Simon’s hands were everywhere. He was the detail work. While Daniel provided the crushing, comforting weight, Simon’s restless, creative fingers traced the map of my body. He drew invisible lines across my stomach, circled the heaviness of my breasts, mapped the curve of my throat.

"You are so vibrant," Simon whispered, kissing my shoulder, rubbing his cheek against my skin like a cat claiming territory. "Burnt sugar suits you better than salt, Tess. Wear it. Let me cover you in graphite and sugar until the gray is gone."

"I need..." I gasped, my hips bucking upward involuntarily, seeking the friction of Daniel’s thigh. The heat hadn't abated; the drop hadn't killed the fire, it had only banked the coals. I felt raw, open, an exposed nerve ending waiting for the signal to fire again.

"We know," Daniel hummed against my collarbone. The deep vibration of his voice went straight to my marrow, soothing the ache in my bones. "We aren't done. We don't leave things unfinished."

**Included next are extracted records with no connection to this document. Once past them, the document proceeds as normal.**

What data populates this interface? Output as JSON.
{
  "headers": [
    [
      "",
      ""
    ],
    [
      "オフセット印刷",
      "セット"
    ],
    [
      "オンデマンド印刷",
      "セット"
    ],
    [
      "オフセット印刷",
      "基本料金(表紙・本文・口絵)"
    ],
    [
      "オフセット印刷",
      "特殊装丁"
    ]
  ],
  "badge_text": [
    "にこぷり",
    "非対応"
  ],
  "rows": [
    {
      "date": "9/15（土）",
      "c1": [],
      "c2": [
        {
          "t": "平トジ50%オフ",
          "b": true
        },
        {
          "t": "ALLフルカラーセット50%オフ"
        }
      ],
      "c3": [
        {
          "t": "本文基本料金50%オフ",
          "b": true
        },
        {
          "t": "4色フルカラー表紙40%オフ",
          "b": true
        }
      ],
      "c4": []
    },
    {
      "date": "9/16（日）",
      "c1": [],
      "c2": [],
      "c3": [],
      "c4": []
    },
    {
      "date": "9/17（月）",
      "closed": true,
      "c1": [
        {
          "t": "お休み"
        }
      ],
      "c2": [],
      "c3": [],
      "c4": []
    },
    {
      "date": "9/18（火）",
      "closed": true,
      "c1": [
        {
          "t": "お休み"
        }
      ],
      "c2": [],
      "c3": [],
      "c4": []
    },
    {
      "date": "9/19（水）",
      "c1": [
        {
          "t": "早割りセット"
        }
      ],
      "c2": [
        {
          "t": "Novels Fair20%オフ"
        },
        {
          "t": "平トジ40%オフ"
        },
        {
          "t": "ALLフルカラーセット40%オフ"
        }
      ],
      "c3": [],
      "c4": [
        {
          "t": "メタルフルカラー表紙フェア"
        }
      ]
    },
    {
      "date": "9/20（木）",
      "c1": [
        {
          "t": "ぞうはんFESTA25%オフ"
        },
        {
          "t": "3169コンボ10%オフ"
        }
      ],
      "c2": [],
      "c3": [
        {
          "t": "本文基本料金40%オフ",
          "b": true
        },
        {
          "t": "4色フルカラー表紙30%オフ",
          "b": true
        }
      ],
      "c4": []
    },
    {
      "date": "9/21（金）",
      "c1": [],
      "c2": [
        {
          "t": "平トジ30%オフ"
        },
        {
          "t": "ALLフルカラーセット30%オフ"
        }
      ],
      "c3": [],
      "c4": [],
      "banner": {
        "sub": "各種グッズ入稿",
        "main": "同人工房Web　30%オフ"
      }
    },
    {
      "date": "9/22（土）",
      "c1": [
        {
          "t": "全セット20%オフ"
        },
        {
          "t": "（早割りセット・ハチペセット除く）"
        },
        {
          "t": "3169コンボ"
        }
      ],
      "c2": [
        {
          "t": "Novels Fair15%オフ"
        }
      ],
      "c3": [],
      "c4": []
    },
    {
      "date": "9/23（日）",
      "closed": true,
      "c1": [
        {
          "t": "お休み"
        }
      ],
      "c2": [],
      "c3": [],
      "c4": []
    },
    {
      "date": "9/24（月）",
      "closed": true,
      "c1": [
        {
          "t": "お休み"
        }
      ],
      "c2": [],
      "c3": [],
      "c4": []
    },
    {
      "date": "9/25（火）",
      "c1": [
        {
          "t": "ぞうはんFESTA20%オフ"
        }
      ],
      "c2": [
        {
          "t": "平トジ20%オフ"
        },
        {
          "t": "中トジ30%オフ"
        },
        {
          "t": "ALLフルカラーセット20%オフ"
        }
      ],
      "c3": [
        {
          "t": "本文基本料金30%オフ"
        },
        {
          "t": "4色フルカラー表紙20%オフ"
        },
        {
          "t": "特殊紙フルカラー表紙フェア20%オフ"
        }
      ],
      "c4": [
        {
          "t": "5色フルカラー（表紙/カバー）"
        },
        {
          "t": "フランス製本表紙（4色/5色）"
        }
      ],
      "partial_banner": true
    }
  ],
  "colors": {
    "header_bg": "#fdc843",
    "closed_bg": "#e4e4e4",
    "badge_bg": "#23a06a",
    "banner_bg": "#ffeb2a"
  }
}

He shifted his hips. I felt the hard, blunt pressure of him against my entrance, slick with the remnants of Anders’ claim and my own desperate self-lubrication.

"May I?" Daniel asked.

It wasn't a question of permission, I had already given that with every breath, every look. It was a question of capacity. He knew how big he was. He knew I was small.

"Fill it," I begged, looking up into his warm hazel eyes. "Please. There's still space. There's still noise in my head. Push it out."

Daniel nodded solemnly. He looked at Anders. A silent communication passed between them, the pack leader and the muscle, the alpha and the anchor, coordinating the logistics of my salvation.

"Guide him," Anders told Simon, his voice rough.

Simon reached down between us, his slender hand finding Daniel’s hardness, guiding the massive reality of him to my center.

"Slow," Simon instructed, his voice tight with his own arousal. "She’s sensitive. Anders stretched her, but you're... you're a lot, Dan. You're a blunt instrument."

"I know," Daniel rasped. "I'll be water."

He entered me.

It wasn't a thrust. It was a geological event.

He sank into me by millimeters, filling every corner, stretching me differently than Anders had.

Where Anders was sharp, precise, and structural, Daniel was encompassing.

He felt like he was hugging me from the inside out, like he was rewriting my anatomy to make room for his devotion.

"Oh, god," I cried out, my head falling back against Simon’s shoulder, my neck arching.